Exceptions to requirements

Finally, the State argued that it qualified for the exception to the
medical review requirements set out in section 1903(g) (4) (B) of the
Social Security Act and implemented by 42 CFR 456.653.  The exception
allows the Secretary to find a State's showing to be satisfactory under
certain circumstances if the Secretary first finds the State has
performed facility-wide reviews in each of not less than 98 percent of
the number of facilities in the State requiring the review and in all
facilities having 200 or more beds.  The State alleged that it had
performed facility-wide reviews during the quarter ending March 31, 1984
in all 26 facilities that had to be reviewed and, thus, the State had
completed reviews, as required, by the end of the showing quarter in 100
percent of the facilities requiring review.  We find, however, that the
State did not qualify as having made a satisfactory showing under the
exception.  The two facilities here cannot be considered to have been
reviewed as required by statute and regulation since the State did not
perform medical reviews of all recipients in each facility.

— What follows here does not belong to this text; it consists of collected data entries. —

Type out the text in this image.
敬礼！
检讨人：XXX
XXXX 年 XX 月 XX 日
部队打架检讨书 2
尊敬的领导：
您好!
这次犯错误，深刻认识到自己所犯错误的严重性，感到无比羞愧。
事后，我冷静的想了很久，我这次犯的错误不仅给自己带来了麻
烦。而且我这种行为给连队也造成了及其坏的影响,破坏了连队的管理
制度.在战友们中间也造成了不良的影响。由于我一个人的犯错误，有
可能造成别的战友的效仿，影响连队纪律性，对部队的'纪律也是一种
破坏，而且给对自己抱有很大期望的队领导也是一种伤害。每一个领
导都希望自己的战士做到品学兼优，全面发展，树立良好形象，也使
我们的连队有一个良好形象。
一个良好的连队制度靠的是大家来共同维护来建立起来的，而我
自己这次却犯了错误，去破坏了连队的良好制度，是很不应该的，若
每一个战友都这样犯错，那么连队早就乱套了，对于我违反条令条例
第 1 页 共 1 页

Consequently, the exception provisions are not applicable here since the
State had not completed reviews by the end of the showing quarter of 98
percent of its facilities.  Two of the State's 26 facilities had not
been reviewed, and the State therefore was well below the 98 percent
threshold for the exception to apply.  See Delaware Department of Health
and Social Services, Decision No. 732, March 21, 1986, p. 9.(11)$%
Conclusion

Based on the foregoing, we uphold the remaining disallowance of
$192,511.80.  /1/ Amendments to section 1903(g) as contained in section
        2363 of the Deficit Reduction Act (DEFRA) of 1984, enacted July
18, 1984, Pub. L. 98-369, have eliminated all utilization control
requirements other than the medical review requirement as a basis for
reductions in FFP. Although section 2368 of DEFRA also amended the
medical review requirement, these changes have no substantive effect on
the issues here.         /2/ The facts here are clearly distinguishable
from a prior Board case cited by the State, South Dakota Department of
Social Services, Decision No. 650, May 28, 1985.  In that case, the
Board held that the State was not obligated to review an individual who
had been determined to be eligible for Medicaid nursing home benefits
after the State had already begun its review of the patients in the
facility.  Here, the eligibility determinations took place approximately
four weeks before the State's review of the facility began.